1. Create a notebook called "Learning_Jupyter" in *~/Comp_Skills_F18* somewhere. 

If you created a *~/Comp_Skills_F18/sandbox* or similar directory in HW0 (as I recommended), this would be a good location.

2. Add some markdown (next section) test. Be sure to create markedown cells, using "+" to create the cell and the dropdown box at the top to make it a markdown cell. Press <shift><enter> to get the formatting.
    
3. Create a "code" cell. Copy and paste the following into it (delete spaces if you need to, so that all the lines are flush left). Press <shift><enter>. You just ran your first python program.


`
greeting = 'hello'
subject = 'world'
print(greeting, subject)
`

# Markdown
Markdown is a simple way to format text. It is like html or xml (which are used to format webpages, among other things), but is much simpler.

To use markdown:
1. create a cell in your notebook
2. From the dropdown at the top of the page, select "Markdown"
3. Enter your text with markup (*Help* at the top has a summary of markdown format)
4. Format by pressing shift-enter

### Do it
In your *Learning_Jupyter* notebook:

1. enter a text cell or cells (I recommend a different cell for each heading) with the following outline:

```
Introduction
    Practicing markup
    Adding code
```

2. In the *Introduction* add text to remind yourself what you're doing (learning Jupyter)
3. in *Practicing markup* add some text that uses highlighting, bulleted lists, and numbered lists. 
4. After "Adding code" enter a new code cell (select *code* from the dropdown box at the top).
5. In this cell, add the line

>%ls lat

6. Format and save the notebook.
7. Log out from the server.
8. Close your terminal window

What did that code cell do?

# Git

Git is the most commonly used *version control system*. 
With git, you keep track of different versions of files, timestamp changes, roll back changes if necessary, and share versions of your files with others.
Git is designed for team sharing. 

We will use *git* to share course materials and to share and turn in homework.

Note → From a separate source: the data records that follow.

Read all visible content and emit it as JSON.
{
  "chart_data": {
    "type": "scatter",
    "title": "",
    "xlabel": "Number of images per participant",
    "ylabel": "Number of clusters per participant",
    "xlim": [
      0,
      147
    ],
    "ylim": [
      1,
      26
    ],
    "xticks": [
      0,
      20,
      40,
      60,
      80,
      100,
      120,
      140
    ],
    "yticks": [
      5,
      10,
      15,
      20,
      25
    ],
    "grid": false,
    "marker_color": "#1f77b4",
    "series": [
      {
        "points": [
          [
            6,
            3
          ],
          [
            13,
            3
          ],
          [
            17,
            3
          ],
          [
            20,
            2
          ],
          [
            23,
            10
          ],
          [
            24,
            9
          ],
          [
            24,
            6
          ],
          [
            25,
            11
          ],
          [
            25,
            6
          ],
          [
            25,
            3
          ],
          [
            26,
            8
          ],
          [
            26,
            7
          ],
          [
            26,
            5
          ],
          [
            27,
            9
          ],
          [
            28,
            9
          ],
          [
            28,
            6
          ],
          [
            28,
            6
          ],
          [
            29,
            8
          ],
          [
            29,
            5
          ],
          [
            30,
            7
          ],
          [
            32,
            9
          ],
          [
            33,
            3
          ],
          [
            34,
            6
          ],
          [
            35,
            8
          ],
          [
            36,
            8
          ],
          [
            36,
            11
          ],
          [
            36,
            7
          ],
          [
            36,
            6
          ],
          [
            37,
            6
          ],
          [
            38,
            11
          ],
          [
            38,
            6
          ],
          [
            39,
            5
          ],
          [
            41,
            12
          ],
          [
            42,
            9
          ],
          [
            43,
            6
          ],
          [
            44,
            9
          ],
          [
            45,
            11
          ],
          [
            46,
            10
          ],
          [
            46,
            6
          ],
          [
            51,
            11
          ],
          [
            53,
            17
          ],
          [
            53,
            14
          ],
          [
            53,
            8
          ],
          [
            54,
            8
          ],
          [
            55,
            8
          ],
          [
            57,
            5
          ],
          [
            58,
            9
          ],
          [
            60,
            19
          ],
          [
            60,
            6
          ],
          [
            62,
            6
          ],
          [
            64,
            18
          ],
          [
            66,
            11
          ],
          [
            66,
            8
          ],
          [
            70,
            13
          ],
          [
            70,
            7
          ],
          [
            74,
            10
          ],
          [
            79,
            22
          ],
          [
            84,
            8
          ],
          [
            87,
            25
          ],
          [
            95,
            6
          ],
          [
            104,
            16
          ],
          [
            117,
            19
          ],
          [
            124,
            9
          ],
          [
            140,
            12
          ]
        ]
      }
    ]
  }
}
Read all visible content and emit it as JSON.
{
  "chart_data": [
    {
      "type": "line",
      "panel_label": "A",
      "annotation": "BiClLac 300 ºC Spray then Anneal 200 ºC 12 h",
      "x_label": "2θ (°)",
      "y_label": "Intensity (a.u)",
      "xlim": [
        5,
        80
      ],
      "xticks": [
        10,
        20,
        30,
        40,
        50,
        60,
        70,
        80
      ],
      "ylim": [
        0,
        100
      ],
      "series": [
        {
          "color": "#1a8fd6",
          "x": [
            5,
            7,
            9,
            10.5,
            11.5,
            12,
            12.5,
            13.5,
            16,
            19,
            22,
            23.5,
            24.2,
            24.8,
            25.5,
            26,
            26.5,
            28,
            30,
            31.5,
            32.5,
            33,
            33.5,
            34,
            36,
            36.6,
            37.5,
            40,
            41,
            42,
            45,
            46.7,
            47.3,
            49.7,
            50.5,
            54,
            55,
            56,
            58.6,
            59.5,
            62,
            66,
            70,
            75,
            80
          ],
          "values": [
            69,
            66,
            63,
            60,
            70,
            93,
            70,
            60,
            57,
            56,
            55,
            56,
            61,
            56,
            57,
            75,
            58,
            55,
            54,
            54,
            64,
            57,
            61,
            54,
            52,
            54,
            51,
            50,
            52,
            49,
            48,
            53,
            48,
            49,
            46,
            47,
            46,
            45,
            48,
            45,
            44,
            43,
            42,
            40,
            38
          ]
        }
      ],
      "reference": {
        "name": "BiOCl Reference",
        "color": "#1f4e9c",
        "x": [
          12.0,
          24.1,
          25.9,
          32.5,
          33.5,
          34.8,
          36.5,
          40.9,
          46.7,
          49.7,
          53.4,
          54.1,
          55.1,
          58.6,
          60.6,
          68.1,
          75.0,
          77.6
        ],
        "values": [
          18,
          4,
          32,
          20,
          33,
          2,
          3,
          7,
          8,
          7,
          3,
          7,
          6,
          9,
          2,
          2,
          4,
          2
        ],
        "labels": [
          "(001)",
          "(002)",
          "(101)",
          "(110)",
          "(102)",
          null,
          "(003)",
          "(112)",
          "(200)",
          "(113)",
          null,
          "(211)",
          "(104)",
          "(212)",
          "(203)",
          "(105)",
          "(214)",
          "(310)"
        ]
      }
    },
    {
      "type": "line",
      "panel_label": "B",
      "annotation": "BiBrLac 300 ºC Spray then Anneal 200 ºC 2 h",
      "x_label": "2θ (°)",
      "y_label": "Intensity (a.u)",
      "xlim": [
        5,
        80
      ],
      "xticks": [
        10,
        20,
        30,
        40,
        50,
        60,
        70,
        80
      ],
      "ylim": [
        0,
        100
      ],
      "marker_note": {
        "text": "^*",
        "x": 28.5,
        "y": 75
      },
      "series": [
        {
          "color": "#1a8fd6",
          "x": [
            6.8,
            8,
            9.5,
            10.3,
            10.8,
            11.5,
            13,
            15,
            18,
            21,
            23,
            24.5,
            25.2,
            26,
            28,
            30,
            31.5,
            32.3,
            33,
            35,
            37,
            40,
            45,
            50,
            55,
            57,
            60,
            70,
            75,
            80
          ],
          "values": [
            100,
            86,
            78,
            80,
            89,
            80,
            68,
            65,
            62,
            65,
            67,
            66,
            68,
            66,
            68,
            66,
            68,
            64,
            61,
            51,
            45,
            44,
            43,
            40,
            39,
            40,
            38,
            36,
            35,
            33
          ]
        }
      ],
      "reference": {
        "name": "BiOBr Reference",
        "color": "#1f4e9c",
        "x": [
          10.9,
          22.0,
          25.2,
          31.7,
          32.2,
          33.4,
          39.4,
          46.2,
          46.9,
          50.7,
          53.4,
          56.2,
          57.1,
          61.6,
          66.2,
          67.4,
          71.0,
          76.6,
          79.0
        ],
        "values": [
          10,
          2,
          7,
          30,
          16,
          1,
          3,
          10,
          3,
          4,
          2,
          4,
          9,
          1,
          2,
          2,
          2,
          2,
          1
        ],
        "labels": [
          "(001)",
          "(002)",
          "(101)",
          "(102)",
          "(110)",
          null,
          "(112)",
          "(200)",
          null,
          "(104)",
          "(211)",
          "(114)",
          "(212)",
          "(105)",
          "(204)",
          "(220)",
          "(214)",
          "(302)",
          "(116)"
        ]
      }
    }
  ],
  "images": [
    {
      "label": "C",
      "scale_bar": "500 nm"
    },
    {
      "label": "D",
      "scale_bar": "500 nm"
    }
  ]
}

A *git repository* (aka "repo") is a collection of files that the git program keeps track of, along with a history of all changes
and associated statistics. 
One should have separate repositories for separate projects, such as research projects, classes, notes, manuscripts, or software. 
Many labs have one git repo for the lab, or one for each project in the lab. 

*github* is an online collection of git repos (see https://github.com). 
Repos may exist on dedicated servers (check out https://github.com/ibest/ to see the software developed by IBEST, for example) or even on individual workstations. 

You access git repos with git client software or via the *git* command on the command line. 
Most online tutorials use the command line, since that has the most power and flexibility. 
We will use the github website (https://github.com) and the desktop version of github, *Github Desktop*.

For this course, you will use two git repos, one (a public one) for course materials, and one (private) for your homework and other assignments. See Homework 0.